Perhaps I'm being over-critical, but it was the way I felt at the onset. When we had been enjoying life so fully, to be suddenly confronted by a possible death-sentence was a shock to the system that bred self-pity and paranoia. Angry that no-one seemed to understand my wife's plight, or mine, except in a matter-of-fact kind of way, I had to bite my tongue a lot in those early days. In retrospect, I believe it made me a better person, able to be more tolerant of others, one certainly less inclined towards knee-jerk reactions.
I'm not sure if Ruth took it as personally.

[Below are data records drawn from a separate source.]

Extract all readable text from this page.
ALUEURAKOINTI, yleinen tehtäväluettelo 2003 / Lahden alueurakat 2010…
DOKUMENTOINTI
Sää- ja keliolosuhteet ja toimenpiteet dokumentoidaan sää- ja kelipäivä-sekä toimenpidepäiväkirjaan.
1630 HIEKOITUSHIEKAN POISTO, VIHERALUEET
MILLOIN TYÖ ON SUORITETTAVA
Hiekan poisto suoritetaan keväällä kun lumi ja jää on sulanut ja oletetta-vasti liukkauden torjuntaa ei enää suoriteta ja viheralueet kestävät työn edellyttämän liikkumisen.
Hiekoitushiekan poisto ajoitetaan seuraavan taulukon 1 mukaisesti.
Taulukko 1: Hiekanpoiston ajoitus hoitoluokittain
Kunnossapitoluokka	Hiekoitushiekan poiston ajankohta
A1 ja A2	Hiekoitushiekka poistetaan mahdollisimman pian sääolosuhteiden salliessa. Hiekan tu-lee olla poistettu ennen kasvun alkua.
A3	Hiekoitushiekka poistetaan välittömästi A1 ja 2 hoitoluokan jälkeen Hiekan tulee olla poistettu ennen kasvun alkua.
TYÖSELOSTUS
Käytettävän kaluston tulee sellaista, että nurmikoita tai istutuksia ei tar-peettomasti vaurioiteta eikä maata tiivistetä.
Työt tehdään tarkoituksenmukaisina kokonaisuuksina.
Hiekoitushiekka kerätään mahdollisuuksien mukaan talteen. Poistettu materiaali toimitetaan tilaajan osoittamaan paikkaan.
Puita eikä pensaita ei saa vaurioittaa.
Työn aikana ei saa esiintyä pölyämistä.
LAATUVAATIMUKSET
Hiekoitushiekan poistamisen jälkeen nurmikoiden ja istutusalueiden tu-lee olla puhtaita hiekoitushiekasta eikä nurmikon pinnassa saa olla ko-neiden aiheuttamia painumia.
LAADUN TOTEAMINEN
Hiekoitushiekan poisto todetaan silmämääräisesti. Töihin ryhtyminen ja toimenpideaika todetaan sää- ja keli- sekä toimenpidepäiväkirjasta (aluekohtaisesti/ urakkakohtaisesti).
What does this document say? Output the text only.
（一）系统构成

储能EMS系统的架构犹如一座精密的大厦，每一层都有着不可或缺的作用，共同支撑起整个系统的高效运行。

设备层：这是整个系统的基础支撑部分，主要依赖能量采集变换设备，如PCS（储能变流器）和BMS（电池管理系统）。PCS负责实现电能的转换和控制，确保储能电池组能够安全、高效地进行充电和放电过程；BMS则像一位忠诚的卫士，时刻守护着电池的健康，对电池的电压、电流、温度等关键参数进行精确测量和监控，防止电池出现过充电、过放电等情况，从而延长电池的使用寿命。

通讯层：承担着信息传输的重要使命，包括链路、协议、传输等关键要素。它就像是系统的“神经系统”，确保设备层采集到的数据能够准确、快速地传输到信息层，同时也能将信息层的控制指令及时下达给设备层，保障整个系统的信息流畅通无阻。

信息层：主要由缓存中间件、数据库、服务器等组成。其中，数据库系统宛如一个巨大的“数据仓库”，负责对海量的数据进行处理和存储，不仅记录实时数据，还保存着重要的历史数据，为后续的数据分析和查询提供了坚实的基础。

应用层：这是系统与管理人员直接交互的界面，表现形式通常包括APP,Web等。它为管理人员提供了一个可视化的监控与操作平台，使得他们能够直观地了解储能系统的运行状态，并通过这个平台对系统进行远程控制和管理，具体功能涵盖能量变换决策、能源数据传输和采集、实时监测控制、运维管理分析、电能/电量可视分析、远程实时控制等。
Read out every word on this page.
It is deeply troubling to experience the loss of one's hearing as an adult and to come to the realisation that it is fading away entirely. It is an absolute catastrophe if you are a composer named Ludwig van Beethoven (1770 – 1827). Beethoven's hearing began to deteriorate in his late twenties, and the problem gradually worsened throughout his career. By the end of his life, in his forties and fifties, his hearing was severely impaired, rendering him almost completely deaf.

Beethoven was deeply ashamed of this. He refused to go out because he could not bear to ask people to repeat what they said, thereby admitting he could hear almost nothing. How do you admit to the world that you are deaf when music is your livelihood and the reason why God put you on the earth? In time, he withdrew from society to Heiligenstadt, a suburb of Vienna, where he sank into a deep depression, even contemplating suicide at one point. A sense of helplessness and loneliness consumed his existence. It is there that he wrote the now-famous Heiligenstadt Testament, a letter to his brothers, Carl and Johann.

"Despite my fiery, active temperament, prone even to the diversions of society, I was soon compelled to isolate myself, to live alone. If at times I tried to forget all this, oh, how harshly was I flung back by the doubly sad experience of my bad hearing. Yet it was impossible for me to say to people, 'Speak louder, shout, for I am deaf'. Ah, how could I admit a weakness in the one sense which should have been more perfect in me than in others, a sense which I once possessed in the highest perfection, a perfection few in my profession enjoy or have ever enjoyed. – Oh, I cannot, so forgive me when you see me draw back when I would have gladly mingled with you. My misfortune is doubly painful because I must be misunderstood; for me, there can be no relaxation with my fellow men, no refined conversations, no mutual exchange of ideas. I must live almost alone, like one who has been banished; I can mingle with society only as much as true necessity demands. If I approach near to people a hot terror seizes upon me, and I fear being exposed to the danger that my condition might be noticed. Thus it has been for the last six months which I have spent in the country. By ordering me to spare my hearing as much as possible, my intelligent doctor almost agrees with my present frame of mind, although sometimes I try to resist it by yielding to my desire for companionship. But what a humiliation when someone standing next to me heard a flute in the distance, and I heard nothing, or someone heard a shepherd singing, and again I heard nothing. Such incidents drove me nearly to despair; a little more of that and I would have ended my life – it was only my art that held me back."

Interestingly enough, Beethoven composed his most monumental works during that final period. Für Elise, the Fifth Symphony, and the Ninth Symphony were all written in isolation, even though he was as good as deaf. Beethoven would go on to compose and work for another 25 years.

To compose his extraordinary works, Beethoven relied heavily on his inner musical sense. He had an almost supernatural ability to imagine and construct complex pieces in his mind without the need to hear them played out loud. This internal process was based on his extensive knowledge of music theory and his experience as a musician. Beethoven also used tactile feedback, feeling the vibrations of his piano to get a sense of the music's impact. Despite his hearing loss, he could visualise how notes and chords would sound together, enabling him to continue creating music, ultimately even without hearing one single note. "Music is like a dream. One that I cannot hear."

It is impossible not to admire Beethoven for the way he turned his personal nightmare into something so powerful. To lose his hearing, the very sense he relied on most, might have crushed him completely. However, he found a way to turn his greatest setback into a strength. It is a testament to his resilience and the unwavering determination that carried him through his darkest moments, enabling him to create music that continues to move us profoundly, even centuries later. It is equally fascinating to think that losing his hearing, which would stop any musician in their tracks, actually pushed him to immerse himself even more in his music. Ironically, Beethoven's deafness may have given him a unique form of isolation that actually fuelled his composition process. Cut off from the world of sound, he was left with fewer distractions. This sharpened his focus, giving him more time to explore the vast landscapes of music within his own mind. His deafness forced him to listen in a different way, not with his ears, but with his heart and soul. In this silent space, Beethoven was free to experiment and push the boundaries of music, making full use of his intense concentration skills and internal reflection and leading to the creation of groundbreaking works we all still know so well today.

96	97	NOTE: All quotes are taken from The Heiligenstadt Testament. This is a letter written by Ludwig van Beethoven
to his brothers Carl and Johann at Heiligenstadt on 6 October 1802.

Having to cope with the side-effects of chemotherapy was enough in itself and no mean task. Maybe it helped with her focus, taking each day as it came, concerned only with her current discomfort and what to do about it, rather than worrying over what came next. And because that particular kind of treatment made her susceptible to infection, we shut ourselves away from society. With the exception of medical appointments, we saw very little of other people, relatives included, thus shielding Ruth from secondary illness and the embarrassing attention of the curious mind. That was to come later.
Once the radiotherapy started, the worst, it seemed, was over. The treatment was less painful with fewer side-effects. Appointments, though, were more frequent. Every day, five days a week for six weeks, we drove to the clinic. We joked about it initially. Ruth claimed it took longer to undress, then put her clothes back on than the few minutes the actual treatment lasted, never mind the hours sitting in traffic. Sometimes, I talked with other patients while I waited for Ruth, often with their carers. I believe it was there in the oncology waiting room that I realised "The Journey" had barely begun.
I heard stories of couples who had been diagnosed with cancer within months of each other; admissions that "it" was a genetic thing which kept popping up in the family; some patients were on their second, or third round of treatment because the disease kept recurring; and there wasn't just one type - apart from breast cancer, sufferers had prostate, lung, throat, skin, and so on. All this new information could have been so distressing, had it not been for the honesty and courage with which those people casually viewed past, present and future. They were under no illusions about their prospects, yet were more than prepared to be as happy as their illness would permit.
Determined that I would not disgrace this new "club" I had been impressed into, I saw no reason why, once the cancer had been banished, we couldn't go back to a normal life. Months later, I realise the naivety of that hope. It isn't the fact that there are no guarantees of the cancer returning, nor Ruth's reluctance to plan too far ahead, not even the lingering physical and mental side-effects of the treatment. These are the kind of issues we are used to dealing with. It is the complacency of society in general which is hard to take.